The man says nothing.
She puts her fists on her hips. “What the hell were you thinking? Can you tell me that?”
“I don’t know.” He speaks so quietly she can barely hear him.
“If he gives that to someone, someone who remembers your little habits—I swear I don’t know what gets into you.”
“I’m sorry. I’m really—”
She doesn’t hear the rest. She steps out of the room, closes the door and slips the lock on. Her son is standing there, by the washer and dryer.
“He’ll be the death of me,” his mother says. “What are you doing here?”
“I think the detective might be getting close.”
His mother nods. “I get the sense he doesn’t give up easy.”

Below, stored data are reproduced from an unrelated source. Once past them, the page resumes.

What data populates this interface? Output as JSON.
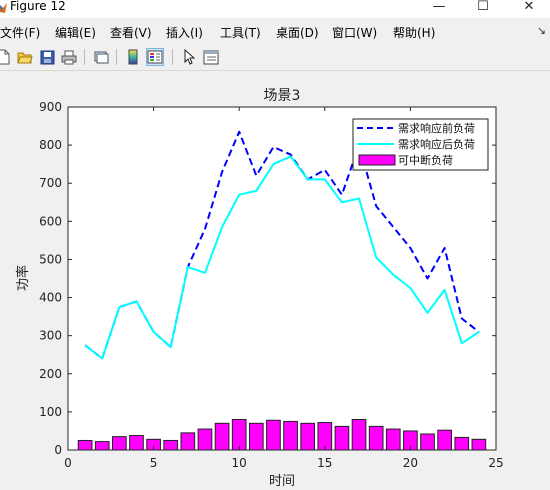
{
  "window": {
    "title": "Figure 12",
    "minimize": "—",
    "maximize": "☐",
    "close": "✕"
  },
  "menu": [
    {
      "label": "文件(F)"
    },
    {
      "label": "编辑(E)"
    },
    {
      "label": "查看(V)"
    },
    {
      "label": "插入(I)"
    },
    {
      "label": "工具(T)"
    },
    {
      "label": "桌面(D)"
    },
    {
      "label": "窗口(W)"
    },
    {
      "label": "帮助(H)"
    }
  ],
  "toolbar": [
    {
      "icon": "new-figure-icon"
    },
    {
      "icon": "open-file-icon"
    },
    {
      "icon": "save-icon"
    },
    {
      "icon": "print-icon"
    },
    {
      "icon": "link-plot-icon"
    },
    {
      "icon": "colorbar-icon"
    },
    {
      "icon": "legend-icon"
    },
    {
      "icon": "edit-plot-icon"
    },
    {
      "icon": "property-inspector-icon"
    }
  ],
  "chart_data": {
    "type": "line",
    "title": "场景3",
    "xlabel": "时间",
    "ylabel": "功率",
    "xlim": [
      0,
      25
    ],
    "ylim": [
      0,
      900
    ],
    "xticks": [
      0,
      5,
      10,
      15,
      20,
      25
    ],
    "yticks": [
      0,
      100,
      200,
      300,
      400,
      500,
      600,
      700,
      800,
      900
    ],
    "grid": false,
    "legend_position": "top-right",
    "x": [
      1,
      2,
      3,
      4,
      5,
      6,
      7,
      8,
      9,
      10,
      11,
      12,
      13,
      14,
      15,
      16,
      17,
      18,
      19,
      20,
      21,
      22,
      23,
      24
    ],
    "series": [
      {
        "name": "需求响应前负荷",
        "type": "line",
        "style": "dashed",
        "color": "#0000ff",
        "values": [
          275,
          240,
          375,
          390,
          310,
          270,
          480,
          580,
          730,
          835,
          720,
          795,
          775,
          710,
          735,
          670,
          800,
          640,
          585,
          530,
          450,
          530,
          345,
          310
        ]
      },
      {
        "name": "需求响应后负荷",
        "type": "line",
        "style": "solid",
        "color": "#00ffff",
        "values": [
          275,
          240,
          375,
          390,
          310,
          270,
          480,
          465,
          585,
          670,
          680,
          750,
          770,
          710,
          710,
          650,
          660,
          505,
          460,
          425,
          360,
          420,
          280,
          310
        ]
      },
      {
        "name": "可中断负荷",
        "type": "bar",
        "color": "#ff00ff",
        "values": [
          25,
          22,
          35,
          38,
          28,
          25,
          45,
          55,
          70,
          80,
          70,
          78,
          75,
          70,
          72,
          62,
          80,
          62,
          55,
          50,
          42,
          52,
          33,
          28
        ]
      }
    ]
  }
}
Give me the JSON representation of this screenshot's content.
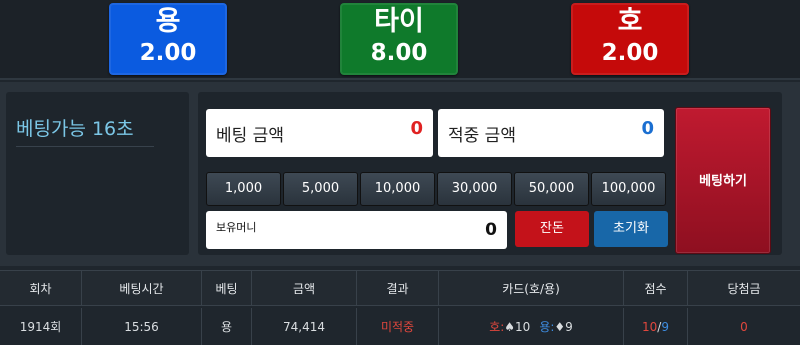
{
  "odds": {
    "dragon": {
      "name": "용",
      "rate": "2.00"
    },
    "tie": {
      "name": "타이",
      "rate": "8.00"
    },
    "tiger": {
      "name": "호",
      "rate": "2.00"
    }
  },
  "betting_panel": {
    "countdown": "베팅가능 16초",
    "bet_amount_label": "베팅 금액",
    "bet_amount_value": "0",
    "win_amount_label": "적중 금액",
    "win_amount_value": "0",
    "chips": [
      "1,000",
      "5,000",
      "10,000",
      "30,000",
      "50,000",
      "100,000"
    ],
    "holding_label": "보유머니",
    "holding_value": "0",
    "change_button": "잔돈",
    "reset_button": "초기화",
    "bet_button": "베팅하기"
  },
  "history_table": {
    "headers": [
      "회차",
      "베팅시간",
      "베팅",
      "금액",
      "결과",
      "카드(호/용)",
      "점수",
      "당첨금"
    ],
    "rows": [
      {
        "round": "1914회",
        "time": "15:56",
        "bet": "용",
        "amount": "74,414",
        "result": "미적중",
        "cards": {
          "tiger_label": "호:",
          "tiger_card": "♠10",
          "dragon_label": "용:",
          "dragon_card": "♦9"
        },
        "score_tiger": "10",
        "score_sep": "/",
        "score_dragon": "9",
        "payout": "0"
      }
    ]
  },
  "colors": {
    "dragon": "#0b5be0",
    "tie": "#0f7a2b",
    "tiger": "#c50a0a",
    "countdown_text": "#7bc6e6",
    "bet_button": "#c01a30",
    "reset_button": "#1867a8",
    "change_button": "#c4121a"
  }
}
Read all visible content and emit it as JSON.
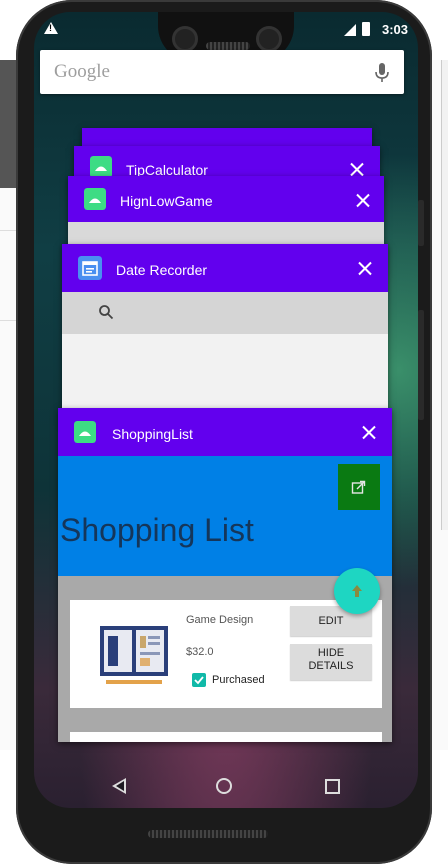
{
  "status": {
    "time": "3:03"
  },
  "search": {
    "logo": "Google"
  },
  "recents": [
    {
      "title": "TipCalculator"
    },
    {
      "title": "HignLowGame"
    },
    {
      "title": "Date Recorder"
    },
    {
      "title": "ShoppingList"
    }
  ],
  "shopping": {
    "heading": "Shopping List",
    "item": {
      "name": "Game Design",
      "price": "$32.0",
      "purchased_label": "Purchased",
      "purchased": true,
      "edit_label": "EDIT",
      "hide_label_1": "HIDE",
      "hide_label_2": "DETAILS"
    }
  },
  "colors": {
    "app_bar": "#6200ee",
    "shopping_header": "#0080e6",
    "fab": "#1ed6c2",
    "share_button": "#0a7a12"
  }
}
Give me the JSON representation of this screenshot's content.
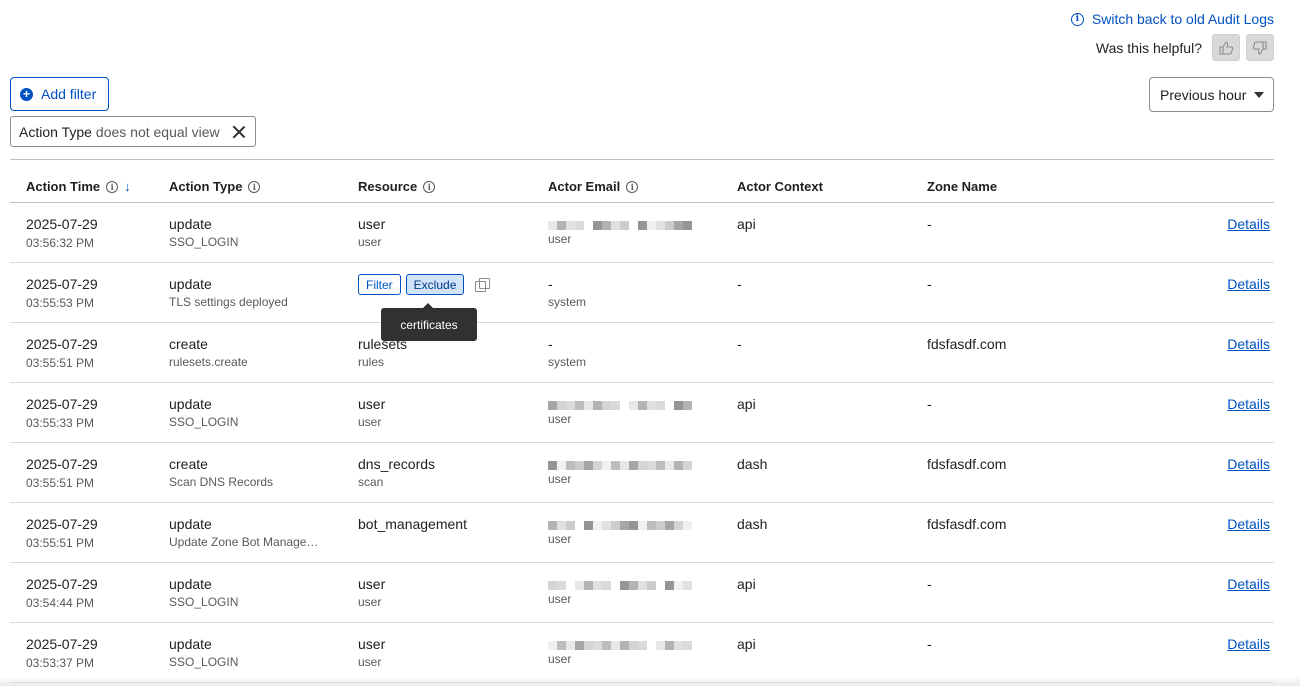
{
  "header": {
    "switch_link": "Switch back to old Audit Logs",
    "helpful_text": "Was this helpful?"
  },
  "toolbar": {
    "add_filter_label": "Add filter",
    "time_range": "Previous hour"
  },
  "active_filter": {
    "field": "Action Type",
    "operator": "does not equal view"
  },
  "columns": {
    "action_time": "Action Time",
    "action_type": "Action Type",
    "resource": "Resource",
    "actor_email": "Actor Email",
    "actor_context": "Actor Context",
    "zone_name": "Zone Name"
  },
  "hover_actions": {
    "filter": "Filter",
    "exclude": "Exclude",
    "tooltip": "certificates"
  },
  "details_label": "Details",
  "rows": [
    {
      "date": "2025-07-29",
      "time": "03:56:32 PM",
      "type": "update",
      "type_sub": "SSO_LOGIN",
      "resource": "user",
      "resource_sub": "user",
      "email": "",
      "email_sub": "user",
      "redacted": true,
      "context": "api",
      "zone": "-"
    },
    {
      "date": "2025-07-29",
      "time": "03:55:53 PM",
      "type": "update",
      "type_sub": "TLS settings deployed",
      "resource": "certificates",
      "resource_sub": "",
      "email": "-",
      "email_sub": "system",
      "redacted": false,
      "context": "-",
      "zone": "-"
    },
    {
      "date": "2025-07-29",
      "time": "03:55:51 PM",
      "type": "create",
      "type_sub": "rulesets.create",
      "resource": "rulesets",
      "resource_sub": "rules",
      "email": "-",
      "email_sub": "system",
      "redacted": false,
      "context": "-",
      "zone": "fdsfasdf.com"
    },
    {
      "date": "2025-07-29",
      "time": "03:55:33 PM",
      "type": "update",
      "type_sub": "SSO_LOGIN",
      "resource": "user",
      "resource_sub": "user",
      "email": "",
      "email_sub": "user",
      "redacted": true,
      "context": "api",
      "zone": "-"
    },
    {
      "date": "2025-07-29",
      "time": "03:55:51 PM",
      "type": "create",
      "type_sub": "Scan DNS Records",
      "resource": "dns_records",
      "resource_sub": "scan",
      "email": "",
      "email_sub": "user",
      "redacted": true,
      "context": "dash",
      "zone": "fdsfasdf.com"
    },
    {
      "date": "2025-07-29",
      "time": "03:55:51 PM",
      "type": "update",
      "type_sub": "Update Zone Bot Manage…",
      "resource": "bot_management",
      "resource_sub": "",
      "email": "",
      "email_sub": "user",
      "redacted": true,
      "context": "dash",
      "zone": "fdsfasdf.com"
    },
    {
      "date": "2025-07-29",
      "time": "03:54:44 PM",
      "type": "update",
      "type_sub": "SSO_LOGIN",
      "resource": "user",
      "resource_sub": "user",
      "email": "",
      "email_sub": "user",
      "redacted": true,
      "context": "api",
      "zone": "-"
    },
    {
      "date": "2025-07-29",
      "time": "03:53:37 PM",
      "type": "update",
      "type_sub": "SSO_LOGIN",
      "resource": "user",
      "resource_sub": "user",
      "email": "",
      "email_sub": "user",
      "redacted": true,
      "context": "api",
      "zone": "-"
    }
  ]
}
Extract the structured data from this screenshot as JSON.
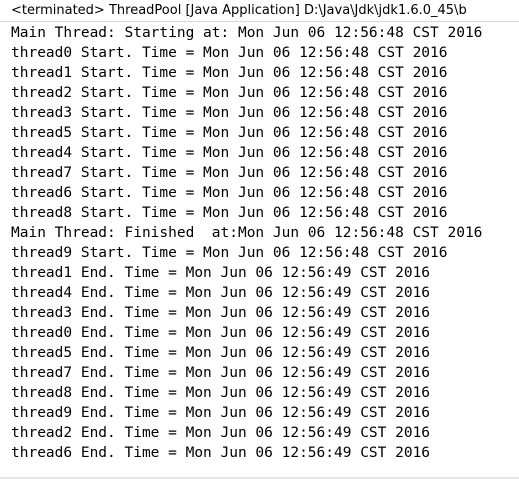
{
  "console": {
    "header": "<terminated> ThreadPool [Java Application] D:\\Java\\Jdk\\jdk1.6.0_45\\b",
    "lines": [
      "Main Thread: Starting at: Mon Jun 06 12:56:48 CST 2016",
      "thread0 Start. Time = Mon Jun 06 12:56:48 CST 2016",
      "thread1 Start. Time = Mon Jun 06 12:56:48 CST 2016",
      "thread2 Start. Time = Mon Jun 06 12:56:48 CST 2016",
      "thread3 Start. Time = Mon Jun 06 12:56:48 CST 2016",
      "thread5 Start. Time = Mon Jun 06 12:56:48 CST 2016",
      "thread4 Start. Time = Mon Jun 06 12:56:48 CST 2016",
      "thread7 Start. Time = Mon Jun 06 12:56:48 CST 2016",
      "thread6 Start. Time = Mon Jun 06 12:56:48 CST 2016",
      "thread8 Start. Time = Mon Jun 06 12:56:48 CST 2016",
      "Main Thread: Finished  at:Mon Jun 06 12:56:48 CST 2016",
      "thread9 Start. Time = Mon Jun 06 12:56:48 CST 2016",
      "thread1 End. Time = Mon Jun 06 12:56:49 CST 2016",
      "thread4 End. Time = Mon Jun 06 12:56:49 CST 2016",
      "thread3 End. Time = Mon Jun 06 12:56:49 CST 2016",
      "thread0 End. Time = Mon Jun 06 12:56:49 CST 2016",
      "thread5 End. Time = Mon Jun 06 12:56:49 CST 2016",
      "thread7 End. Time = Mon Jun 06 12:56:49 CST 2016",
      "thread8 End. Time = Mon Jun 06 12:56:49 CST 2016",
      "thread9 End. Time = Mon Jun 06 12:56:49 CST 2016",
      "thread2 End. Time = Mon Jun 06 12:56:49 CST 2016",
      "thread6 End. Time = Mon Jun 06 12:56:49 CST 2016"
    ]
  }
}
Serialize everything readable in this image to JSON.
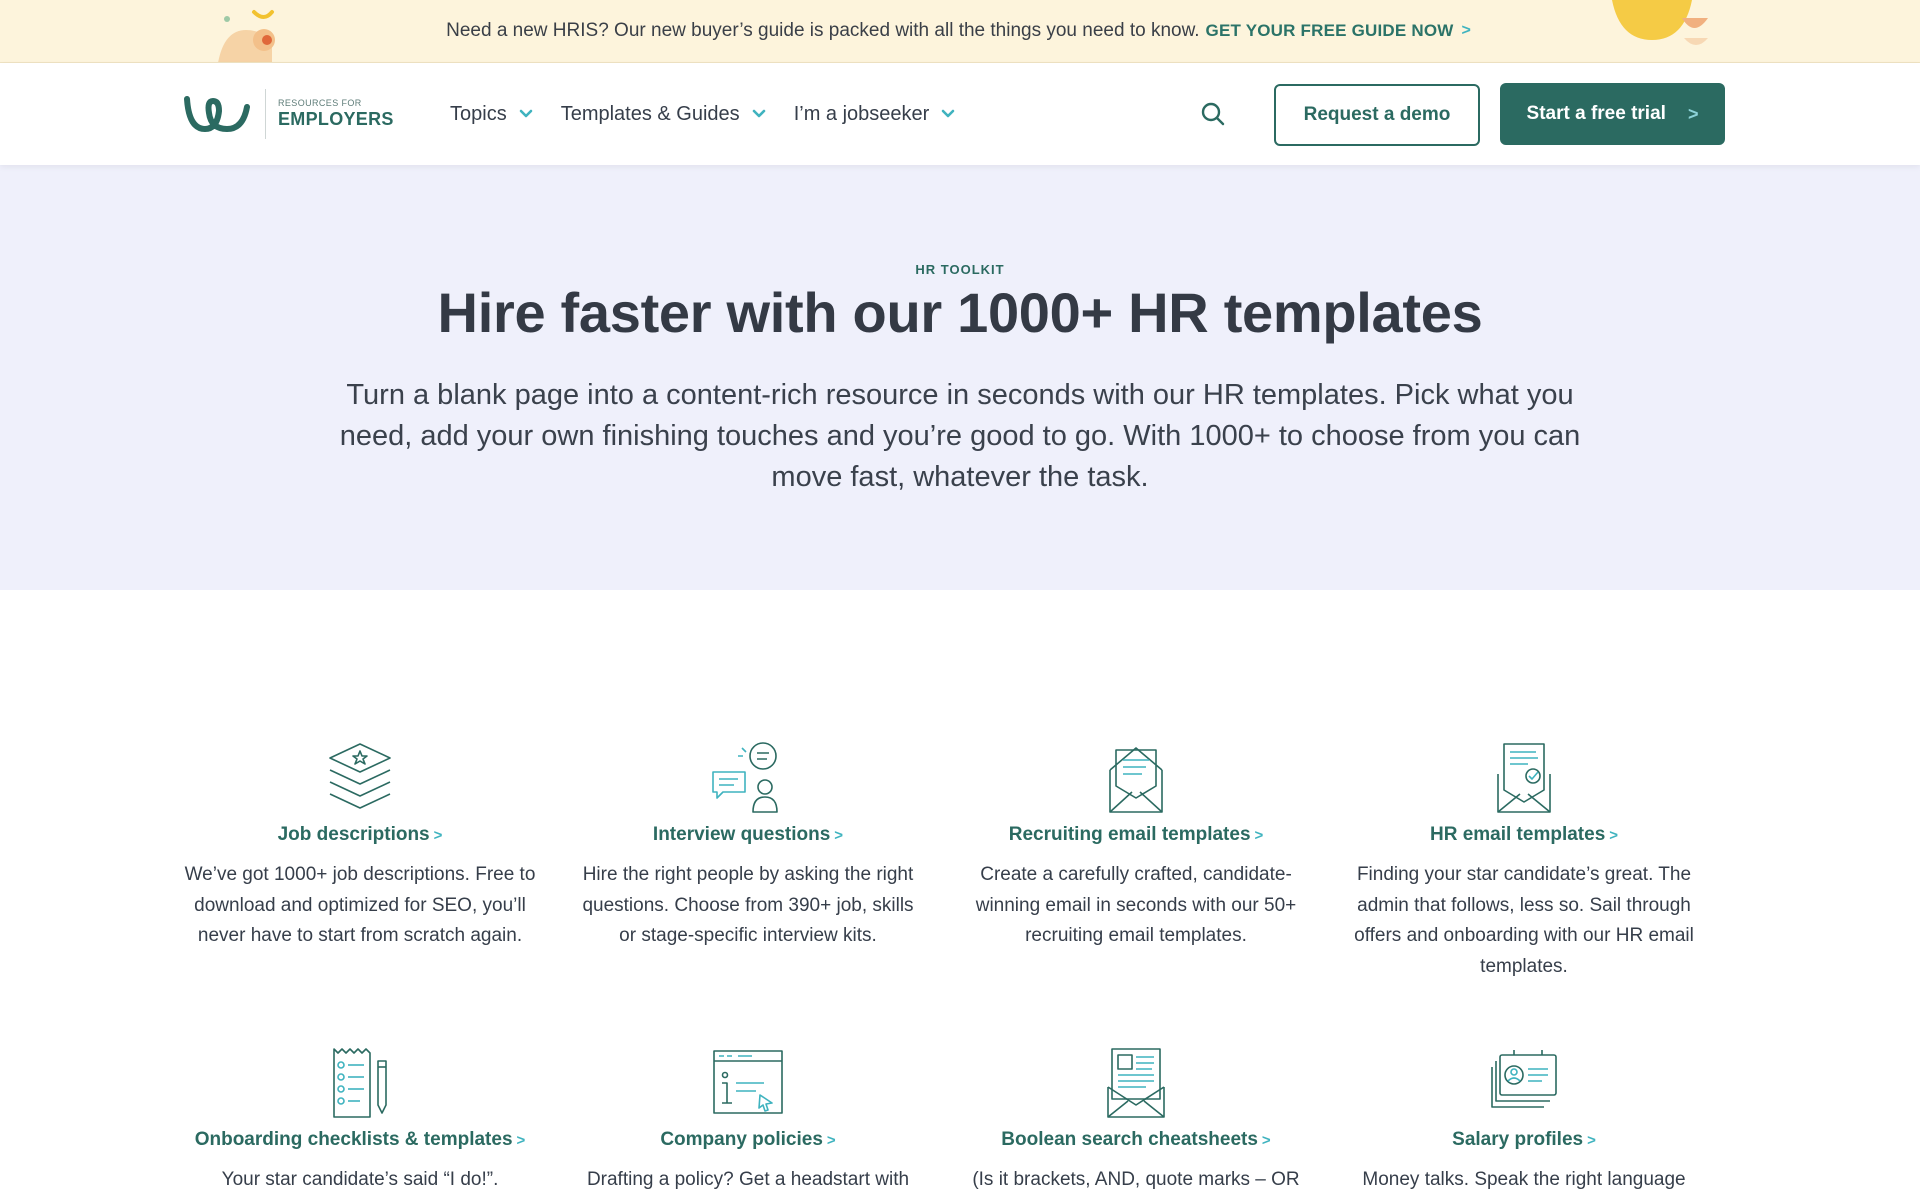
{
  "banner": {
    "message": "Need a new HRIS? Our new buyer’s guide is packed with all the things you need to know.",
    "cta": "GET YOUR FREE GUIDE NOW",
    "cta_chevron": ">"
  },
  "logo": {
    "small": "RESOURCES FOR",
    "big": "EMPLOYERS"
  },
  "nav": {
    "items": [
      {
        "label": "Topics"
      },
      {
        "label": "Templates & Guides"
      },
      {
        "label": "I’m a jobseeker"
      }
    ]
  },
  "header": {
    "demo_label": "Request a demo",
    "trial_label": "Start a free trial",
    "trial_chevron": ">"
  },
  "hero": {
    "eyebrow": "HR TOOLKIT",
    "title": "Hire faster with our 1000+ HR templates",
    "subtitle": "Turn a blank page into a content-rich resource in seconds with our HR templates. Pick what you need, add your own finishing touches and you’re good to go. With 1000+ to choose from you can move fast, whatever the task."
  },
  "cards": [
    {
      "title": "Job descriptions",
      "icon": "stacked-layers-star-icon",
      "desc": "We’ve got 1000+ job descriptions. Free to download and optimized for SEO, you’ll never have to start from scratch again."
    },
    {
      "title": "Interview questions",
      "icon": "interview-chat-icon",
      "desc": "Hire the right people by asking the right questions. Choose from 390+ job, skills or stage-specific interview kits."
    },
    {
      "title": "Recruiting email templates",
      "icon": "envelope-letter-icon",
      "desc": "Create a carefully crafted, candidate-winning email in seconds with our 50+ recruiting email templates."
    },
    {
      "title": "HR email templates",
      "icon": "envelope-check-icon",
      "desc": "Finding your star candidate’s great. The admin that follows, less so. Sail through offers and onboarding with our HR email templates."
    },
    {
      "title": "Onboarding checklists & templates",
      "icon": "checklist-pencil-icon",
      "desc": "Your star candidate’s said “I do!”."
    },
    {
      "title": "Company policies",
      "icon": "policy-window-icon",
      "desc": "Drafting a policy? Get a headstart with"
    },
    {
      "title": "Boolean search cheatsheets",
      "icon": "document-envelope-icon",
      "desc": "(Is it brackets, AND, quote marks – OR"
    },
    {
      "title": "Salary profiles",
      "icon": "profile-cards-icon",
      "desc": "Money talks. Speak the right language"
    }
  ],
  "colors": {
    "brand": "#2b6a61",
    "accent": "#3fb3bf",
    "banner_bg": "#fdf4dc",
    "hero_bg": "#eff0fb"
  }
}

“But this is good,” the son says. “I’m going to drop everything for a while. Indefinitely, I guess, while I see where he
goes.”
“We need a contingency plan,” she says, and lowers her voice to a whisper. “If the girl, and the kid, show up on their own, before Weaver finds them, we need to be ready. We need to be able to deny everything. We need to be able to show the kid up as a liar. We say we don’t know what he’s talking about.”
The son leans against the washing machine, folds his arms across his chest and shakes his head. “You’re talking about moving Dad?”
The woman hesitates. “I guess you could say that.”
“Where would we move him? Where could he go where we could still look after him?”
His mother says nothing. Her silence speaks volumes.
“No, Mother. We can’t do that.”
“I can’t keep this up,” she says. “I just can’t.”
“Look, just let me see how this plays out with Weaver. If we’re going to have to get rid of anybody, I’d rather it was him and the others, not Dad.”
“Of course,” she says. “That goes without saying.”
“That Weaver guy, God, he’s as big a pain in the ass as his kid was. At least everything worked out the way it should have with him.”